"L'œil était dans la tombe et regardait Caïn."
Victor Hugo - La légende des siècles
La premier criminel de l’histoire humaine est en même temps le plus abominable : Caïn (Genèse,4) assassine son frère Abel par jalousie parce que ce dernier était préféré du Seigneur pour ses offrandes.
Le Seigneur va-t-il réduire Caïn en cendres, le foudroyer, le faire frire dans une bassine d’huile bouillante ? Non. Rien de tout cela n’arrive : maudit par Dieu et contraint au bannissement du sol, il clame que sa punition est trop lourde et qu'il risque d'être tué par le premier venu. Dieu, pour lui signifier la gravité de son acte l'a déclaré protégé, le laissant dans sa condition de fugitif jusqu'à sa mort. Ainsi, sa vie se prolonge en une longue fuite devant Dieu, dont le regard accusateur reste fixé sur lui, rappelant l’horreur du crime qu’il a commis. Partout, où qu’il aille, le Regard de l’Eternel le fixera, cet « Œil » de Dieu sera là où il sera. Et Caïn va fuir. C’est là le ressort épique du poème de Victor Hugo, nous décrivant les mille lieux toujours plus retirés où Caïn fuit ce regard et se trouve précédé par cet oeil.

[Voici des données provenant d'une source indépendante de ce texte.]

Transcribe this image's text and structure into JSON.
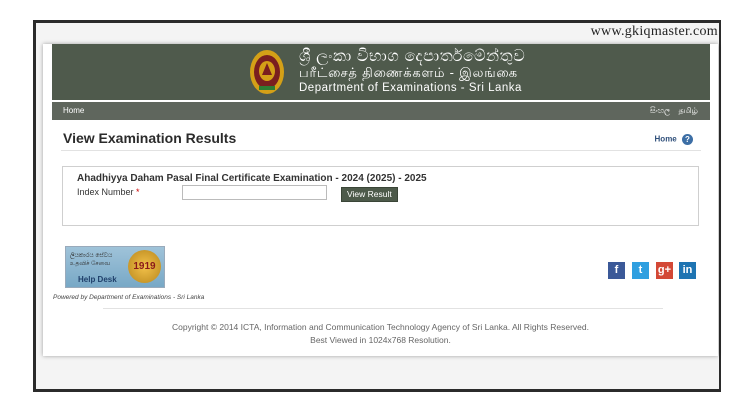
{
  "watermark": "www.gkiqmaster.com",
  "header": {
    "line_sinhala": "ශ්‍රී ලංකා විභාග දෙපාර්තමේන්තුව",
    "line_tamil": "பரீட்சைத் திணைக்களம் - இலங்கை",
    "line_english": "Department of Examinations - Sri Lanka",
    "emblem": "sri-lanka-emblem"
  },
  "nav": {
    "home": "Home",
    "lang_sinhala": "සිංහල",
    "lang_tamil": "தமிழ்"
  },
  "main": {
    "title": "View Examination Results",
    "home_link": "Home",
    "help_icon": "?"
  },
  "exam": {
    "title": "Ahadhiyya Daham Pasal Final Certificate Examination - 2024 (2025) - 2025",
    "index_label": "Index Number",
    "required_mark": "*",
    "index_value": "",
    "button": "View Result"
  },
  "helpdesk": {
    "text1": "ලියකාරය සේවය",
    "text2": "உதவிச் சேவை",
    "label": "Help Desk",
    "number": "1919"
  },
  "social": {
    "facebook": "f",
    "twitter": "t",
    "googleplus": "g+",
    "linkedin": "in"
  },
  "footer": {
    "powered": "Powered by Department of Examinations - Sri Lanka",
    "copyright": "Copyright © 2014 ICTA, Information and Communication Technology Agency of Sri Lanka. All Rights Reserved.",
    "resolution": "Best Viewed in 1024x768 Resolution."
  },
  "colors": {
    "header_bg": "#4f5a4c",
    "nav_bg": "#5f665d",
    "button_bg": "#4d5a4a"
  }
}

Cet œil de l’Eternel est bien sûr le symbole du remord qui taraude Caïn et c’est du fond de son délire qu’il le retrouve jusqu’au tombeau qu’il s’est fait creuser et dans le quel il s’enferme (L'œil était dans la tombe…). La pire des tortures est celle que nous nous infligeons à nous-mêmes, car nous sommes sûrs qu’elle ne s’arrêtera jamais et surtout qu’elle nous suivra. Partout où nous irons, notre bourreau ira aussi. Et si l’Eternel prend grand soin de protéger le coupable (en le marquant du « signe de Caïn »), ce n’est pas par mansuétude ; c’est pour que son supplice dure plus longtemps.
Baudelaire écrira là dessus un de ses plus beaux poèmes (1) :
Je suis la plaie et le couteau !
Je suis le soufflet et la joue !
Je suis les membres et la roue,
Et la victime et le bourreau
(1) Heautontimoroumenos : l’homme « qui se punit lui-même ».